Model Based Design in automotive
In previous articles we have mentioned the use of Model Based Design (MBD) at EEVAM, providing examples of its application, such as the simulation of control loops in the direction system of an electric vehicle. But,what is MBD?
MBD is a software development and math-based visual method for designing complex control system. MBD is a model math-based method which uses simple blocks to visually represent a real environment. It is widely used in embedded software development of complex control systems.
Moreover, it is based on the V-model, mentioned in this post, which accelerates product development and reduces time-to-market. With this method , system specifications can be clearly defined, requirements can be verified during development, and code can be generated automatically to achieve a rapid prototyping and software development..
In industries where technology and electronics are a vital part of the product, such as automotive and aerospace industries, the system complexity has increased dramatically in recent years.
MBD has been implemented in automotive in order to abord software complexity and challenging safety requirements, replacing the traditional methodology.
In traditional methodology, system development starts with requirements definition, followed by the prototype implementation and manual coding to implement the necessary algorithms, and finally with the verification and validation phases. In these last phases, errors in the implementation are detected, when it is too late and costly to correct them.
With the MBD methodology, after requirements definition, a model is elaborated to develop a detailed system design. Using MBD tools, including Simulink, simulations are carried out at all development stages, with verification and validation phases being executed continuously. In this way, errors are corrected in early stages, in time to avoid delays, and reducing the total development cost. To perform verification and validation phases, MBD facilitates the use of Software In the Loop (SIL), Model In the Loop (MIL), Processor In the Loop (PIL) and Hardware In the Loop (HIL) methods, which allows testing to be performed even when hardware is incomplete.
Finally, once the design is completed, production code is automatically generated to program it. This allows programmer for abstracting out the complexities of programming languages as C or C++ and design better control algorithms. In MBD the model remains at the centre of the development, contrary to traditional methodology, which focuses more on the code development than on the code functionality.

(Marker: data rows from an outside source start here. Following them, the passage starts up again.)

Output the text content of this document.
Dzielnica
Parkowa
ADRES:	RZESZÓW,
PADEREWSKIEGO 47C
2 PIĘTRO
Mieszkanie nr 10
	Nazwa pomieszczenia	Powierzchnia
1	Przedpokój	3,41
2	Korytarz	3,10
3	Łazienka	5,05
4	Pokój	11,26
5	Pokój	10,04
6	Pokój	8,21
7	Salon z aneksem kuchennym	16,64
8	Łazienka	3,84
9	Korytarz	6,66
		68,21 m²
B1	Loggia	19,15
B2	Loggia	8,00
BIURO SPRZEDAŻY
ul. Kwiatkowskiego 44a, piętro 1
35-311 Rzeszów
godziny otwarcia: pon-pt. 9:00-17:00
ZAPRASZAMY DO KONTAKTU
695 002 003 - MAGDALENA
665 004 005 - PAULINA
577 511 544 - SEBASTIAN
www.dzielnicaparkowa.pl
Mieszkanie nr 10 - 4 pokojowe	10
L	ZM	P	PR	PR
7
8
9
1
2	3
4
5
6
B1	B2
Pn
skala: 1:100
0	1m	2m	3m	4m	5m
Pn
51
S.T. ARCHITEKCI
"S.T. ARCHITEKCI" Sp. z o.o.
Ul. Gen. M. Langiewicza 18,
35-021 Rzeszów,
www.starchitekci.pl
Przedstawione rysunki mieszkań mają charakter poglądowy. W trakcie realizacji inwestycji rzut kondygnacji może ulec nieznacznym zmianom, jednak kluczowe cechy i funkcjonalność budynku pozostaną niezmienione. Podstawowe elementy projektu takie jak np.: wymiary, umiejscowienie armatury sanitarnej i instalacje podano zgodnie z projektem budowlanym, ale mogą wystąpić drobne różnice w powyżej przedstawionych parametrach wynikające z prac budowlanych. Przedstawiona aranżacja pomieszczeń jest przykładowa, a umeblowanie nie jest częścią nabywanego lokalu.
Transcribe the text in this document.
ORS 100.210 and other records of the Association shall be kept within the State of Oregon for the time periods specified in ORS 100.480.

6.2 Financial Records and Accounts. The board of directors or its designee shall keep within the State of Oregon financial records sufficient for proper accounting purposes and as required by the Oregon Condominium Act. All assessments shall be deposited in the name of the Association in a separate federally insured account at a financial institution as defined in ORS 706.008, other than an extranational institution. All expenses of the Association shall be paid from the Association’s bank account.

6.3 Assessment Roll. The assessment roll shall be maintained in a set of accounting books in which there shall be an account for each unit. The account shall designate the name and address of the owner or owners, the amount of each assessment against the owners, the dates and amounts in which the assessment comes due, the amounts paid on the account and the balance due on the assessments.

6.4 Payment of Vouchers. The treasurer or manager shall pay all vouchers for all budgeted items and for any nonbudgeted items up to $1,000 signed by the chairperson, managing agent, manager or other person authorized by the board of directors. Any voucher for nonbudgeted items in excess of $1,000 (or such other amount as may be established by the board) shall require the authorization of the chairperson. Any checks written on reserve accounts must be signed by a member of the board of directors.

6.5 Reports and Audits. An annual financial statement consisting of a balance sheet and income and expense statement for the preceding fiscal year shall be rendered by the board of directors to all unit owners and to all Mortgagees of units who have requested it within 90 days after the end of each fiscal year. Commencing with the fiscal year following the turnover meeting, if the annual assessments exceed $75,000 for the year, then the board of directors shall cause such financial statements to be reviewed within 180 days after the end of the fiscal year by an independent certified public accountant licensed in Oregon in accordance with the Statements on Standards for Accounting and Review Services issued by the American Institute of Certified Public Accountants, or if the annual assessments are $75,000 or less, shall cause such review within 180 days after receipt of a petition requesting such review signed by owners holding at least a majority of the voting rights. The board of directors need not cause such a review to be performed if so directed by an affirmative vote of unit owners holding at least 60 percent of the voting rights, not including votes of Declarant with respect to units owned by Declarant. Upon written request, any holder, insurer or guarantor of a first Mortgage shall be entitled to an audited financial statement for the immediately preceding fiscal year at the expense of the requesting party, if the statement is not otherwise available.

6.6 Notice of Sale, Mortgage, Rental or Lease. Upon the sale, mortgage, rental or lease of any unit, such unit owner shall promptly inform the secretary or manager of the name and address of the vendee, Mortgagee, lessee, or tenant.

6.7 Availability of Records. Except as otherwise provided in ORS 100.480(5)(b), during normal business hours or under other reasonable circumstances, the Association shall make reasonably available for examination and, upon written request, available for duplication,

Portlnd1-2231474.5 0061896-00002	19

Furthermore, generated code is adapted to requirement such as ROM or RAM efficiency, compliance with safety and AUTOSAR standards, etc.
Quality management and functional safety are critical in automotive. Tools as Embedded Coder support code generation according to various safety standards, such as ISO 26262.
As proof of the MBD implementation in the automotive industry, the creation of the Japan Automotive Model-Based Engineering centre (JAMBE) was announced in 2021, to contribute to making Japan’s automotive industry more competitive internationally through the MBD implementation.
At EEVAM, we have been using MBD in our projects hand in hand with our clients on the successful development of their vehicles, promoting the development of EV new technologies.